In response to a computer network intrusion, Jones said consultants typically offer clients options, including disconnecting a network from the Internet. A client may decide against doing so because of the resulting disruption of operations – in the case of the DNC, a potentially significant election-operation hindrance amid a threat of unknown severity.

“In the election cycle, shutting the network down entirely wasn’t a practical step,” Jones said.

Don Vilfer, a cybersecurity consultant, said that in his former career at the FBI he worked with CrowdStrike President Shawn Henry on a major operation, and noted that many details regarding the hacks of both the NRCC and the DNC are not publicly available.

“It is hard to comment on whether their response was acceptable without knowing a lot more,” he said.

But unlike other experts, Vilfer said he’s not immediately ready to discount criticism.

“I would not want to have emails leaving the system to hackers for weeks after our response,” Vilfer said. “I think it is fair to criticize taking weeks to resolve the DNC hack while emails continued to be siphoned off the system.”

Vilfer said that “the perplexing part is why did the NRCC hire them when this was widely known?”

“You don’t instantly get some magical cloak of protection the day that you hire a security firm,” added Dan Guido, co-founder of Trail of Bits, another cybersecurity company.

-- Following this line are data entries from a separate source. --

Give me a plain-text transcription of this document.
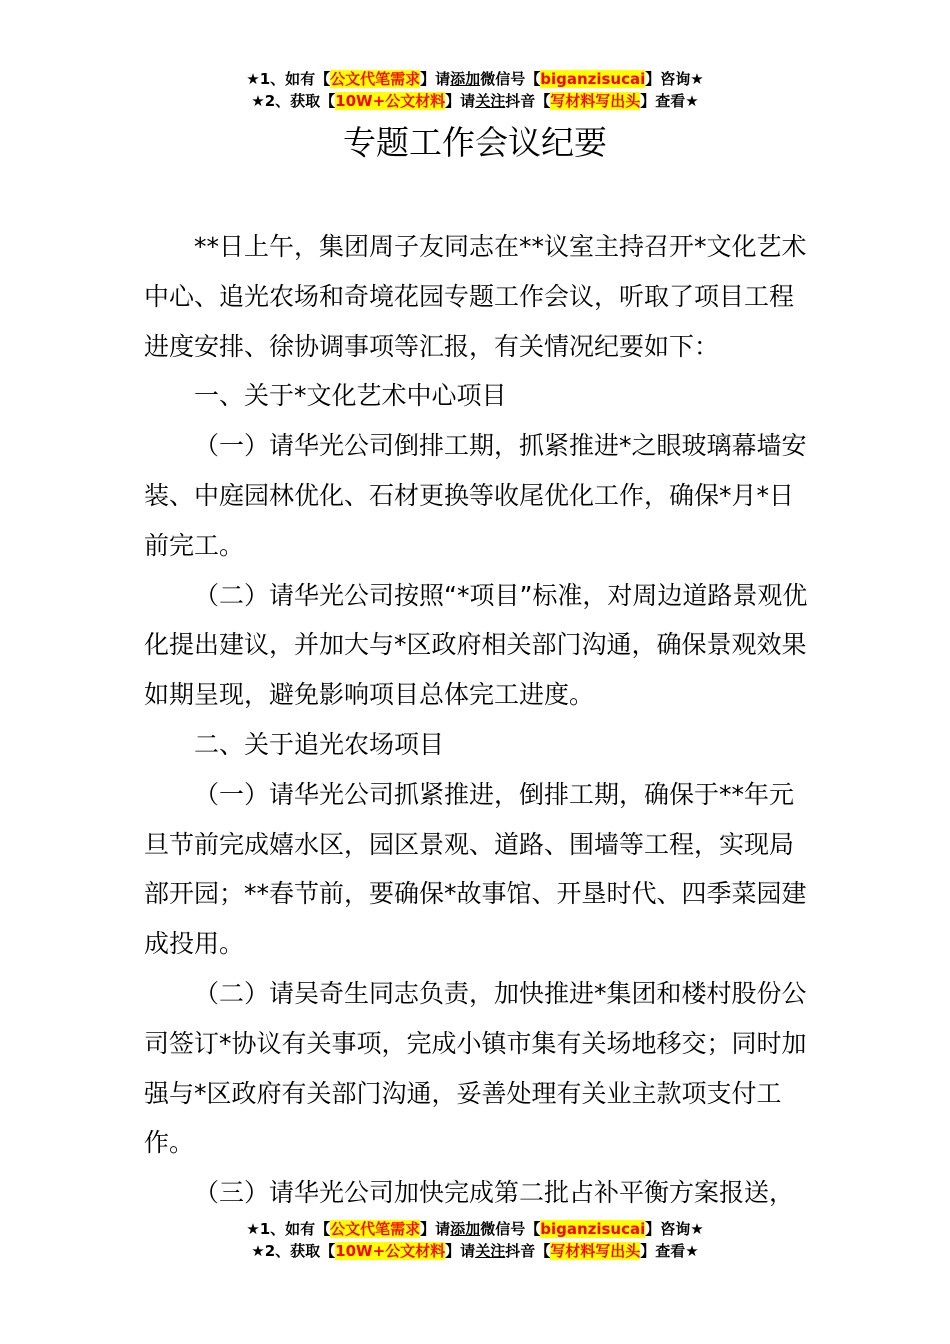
★1、如有【公文代笔需求】请添加微信号【biganzisucai】咨询★
★2、获取【10W+公文材料】请关注抖音【写材料写出头】查看★
专题工作会议纪要

**日上午，集团周子友同志在**议室主持召开*文化艺术中心、追光农场和奇境花园专题工作会议，听取了项目工程进度安排、徐协调事项等汇报，有关情况纪要如下：

一、关于*文化艺术中心项目

（一）请华光公司倒排工期，抓紧推进*之眼玻璃幕墙安装、中庭园林优化、石材更换等收尾优化工作，确保*月*日前完工。

（二）请华光公司按照“*项目”标准，对周边道路景观优化提出建议，并加大与*区政府相关部门沟通，确保景观效果如期呈现，避免影响项目总体完工进度。

二、关于追光农场项目

（一）请华光公司抓紧推进，倒排工期，确保于**年元旦节前完成嬉水区，园区景观、道路、围墙等工程，实现局部开园；**春节前，要确保*故事馆、开垦时代、四季菜园建成投用。

（二）请吴奇生同志负责，加快推进*集团和楼村股份公司签订*协议有关事项，完成小镇市集有关场地移交；同时加强与*区政府有关部门沟通，妥善处理有关业主款项支付工作。

（三）请华光公司加快完成第二批占补平衡方案报送，

★1、如有【公文代笔需求】请添加微信号【biganzisucai】咨询★
★2、获取【10W+公文材料】请关注抖音【写材料写出头】查看★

“It’s an ongoing struggle to map out the network and discover first, second, and sometimes third-line backdoors intended to preserve access even in the face of active efforts to remove them,” Guido said. “Furthermore, security firms may let intrusions continue for a short time to ensure they have complete awareness of their extent before a removal effort.”

Troy Hunt, an Australian data-breach expert, said CrowdStrike, along with another large firm, Mandiant, “often feature in incident responses of large or serious natures.”

CrowdStrike was founded in 2011 by former McAfee anti-virus experts George Kurtz and Dmitri Alperovitch, who was born in Russia. It has grown into a large operation claiming to have assisted clients in more than 170 countries.

Company spokeswoman Ilina Cashiola said the firm sees business from both sides of the aisle because of its “reputation-building” work.

“We are one of the top firms for incident response and many organizations that suffer a breach reach out to CrowdStrike to investigate and remediate,” she said. “Unfortunately, in most cases, we can’t discuss or disclose information related to customers.”

In response to the NRCC hack, the company issued only a brief statement, saying: “In April 2018, CrowdStrike was asked by the NRCC to perform an investigation related to unauthorized access to NRCC’s emails. Prior to the incident, CrowdStrike was helping to protect NRCC’s internal corporate network, which was not compromised in this incident.”

What was taken from the Republican Party’s House campaign arm, and how the infiltrator plans to use the information, remains unclear. Hacked emails were not deployed against Republicans ahead of the November midterm election.